Earles, according to court documents, has instructed that a jury pool be summoned for April 7.
Potential jurors will be issued a questionnaire approved by the court before 20 to 25 are called at a time for voir dire – the oral examination by defense and prosecution which concludes with selection of jurors.
Some extraordinary measures are involved it he process in this instance because it is a capital case.
The state believes Prince “knowingly created a risk of death or great bodily harm to more than one person ... committed in an especially heinous, atrocious or cruel manner.”
Aggravating circumstances are most often brought into play if a capital defendant is found guilty and the jury is considering the death penalty.
The state is seeking the death penalty in this case.
The state will try to prove that Prince, 34, killed Jackie Campbell and Angie Motte at their Branch home, then set fire to it to cover his crime.
The killings occurred on the weekend of Campbell’s 40th birthday. Motte was 38 at the time of her death.

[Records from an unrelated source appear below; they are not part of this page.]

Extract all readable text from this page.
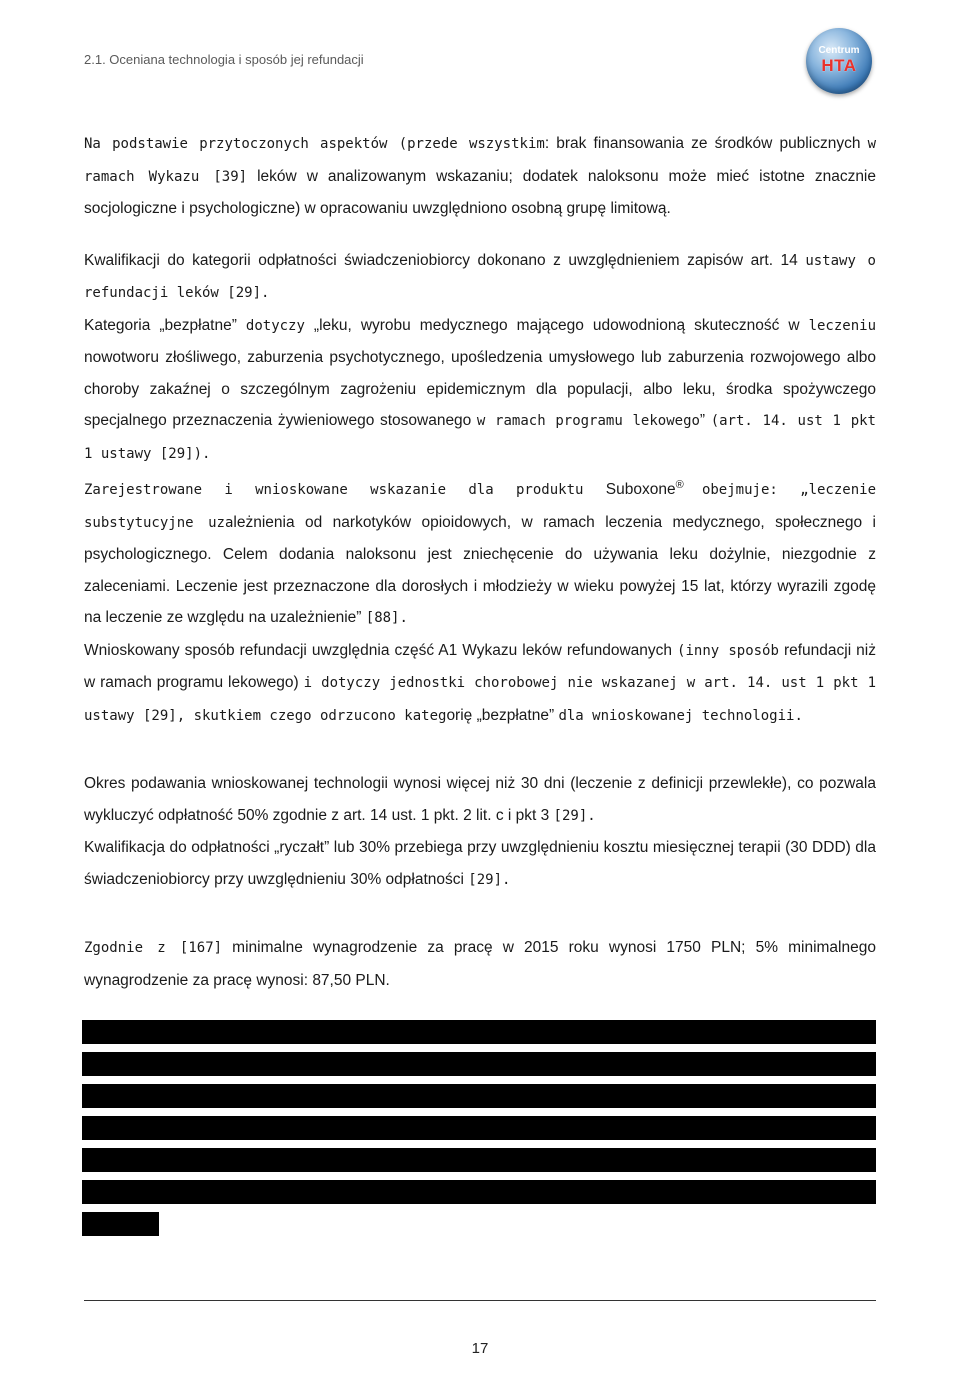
2.1. Oceniana technologia i sposób jej refundacji
Centrum
HTA

Na podstawie przytoczonych aspektów (przede wszystkim: brak finansowania ze środków publicznych w ramach Wykazu [39] leków w analizowanym wskazaniu; dodatek naloksonu może mieć istotne znacznie socjologiczne i psychologiczne) w opracowaniu uwzględniono osobną grupę limitową.

Kwalifikacji do kategorii odpłatności świadczeniobiorcy dokonano z uwzględnieniem zapisów art. 14 ustawy o refundacji leków [29].

Kategoria „bezpłatne” dotyczy „leku, wyrobu medycznego mającego udowodnioną skuteczność w leczeniu nowotworu złośliwego, zaburzenia psychotycznego, upośledzenia umysłowego lub zaburzenia rozwojowego albo choroby zakaźnej o szczególnym zagrożeniu epidemicznym dla populacji, albo leku, środka spożywczego specjalnego przeznaczenia żywieniowego stosowanego w ramach programu lekowego” (art. 14. ust 1 pkt 1 ustawy [29]).

Zarejestrowane i wnioskowane wskazanie dla produktu Suboxone® obejmuje: „leczenie substytucyjne uzależnienia od narkotyków opioidowych, w ramach leczenia medycznego, społecznego i psychologicznego. Celem dodania naloksonu jest zniechęcenie do używania leku dożylnie, niezgodnie z zaleceniami. Leczenie jest przeznaczone dla dorosłych i młodzieży w wieku powyżej 15 lat, którzy wyrazili zgodę na leczenie ze względu na uzależnienie” [88].

Wnioskowany sposób refundacji uwzględnia część A1 Wykazu leków refundowanych (inny sposób refundacji niż w ramach programu lekowego) i dotyczy jednostki chorobowej nie wskazanej w art. 14. ust 1 pkt 1 ustawy [29], skutkiem czego odrzucono kategorię „bezpłatne” dla wnioskowanej technologii.

Okres podawania wnioskowanej technologii wynosi więcej niż 30 dni (leczenie z definicji przewlekłe), co pozwala wykluczyć odpłatność 50% zgodnie z art. 14 ust. 1 pkt. 2 lit. c i pkt 3 [29].

Kwalifikacja do odpłatności „ryczałt” lub 30% przebiega przy uwzględnieniu kosztu miesięcznej terapii (30 DDD) dla świadczeniobiorcy przy uwzględnieniu 30% odpłatności [29].

Zgodnie z [167] minimalne wynagrodzenie za pracę w 2015 roku wynosi 1750 PLN; 5% minimalnego wynagrodzenie za pracę wynosi: 87,50 PLN.

17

Prince, also known as Daniel Bernard, was arrested by Acadia authorities in 2007 after allegedly bragging to fellow inmates while service time on another charge about the murders and was indicted in October 2007.
Since the indictment, the case has been the subject of numerous motions and hearings. It is not unusual for hundreds of pages of paperwork to stack up in capital cases.
Under Louisiana law, if the DA seeks a capital verdict and the jury convicts, then the accused is punished by death or by mandatory life imprisonment, a determination made by the jury in the trial’s penalty phase. A death sentence requires a unanimous jury vote.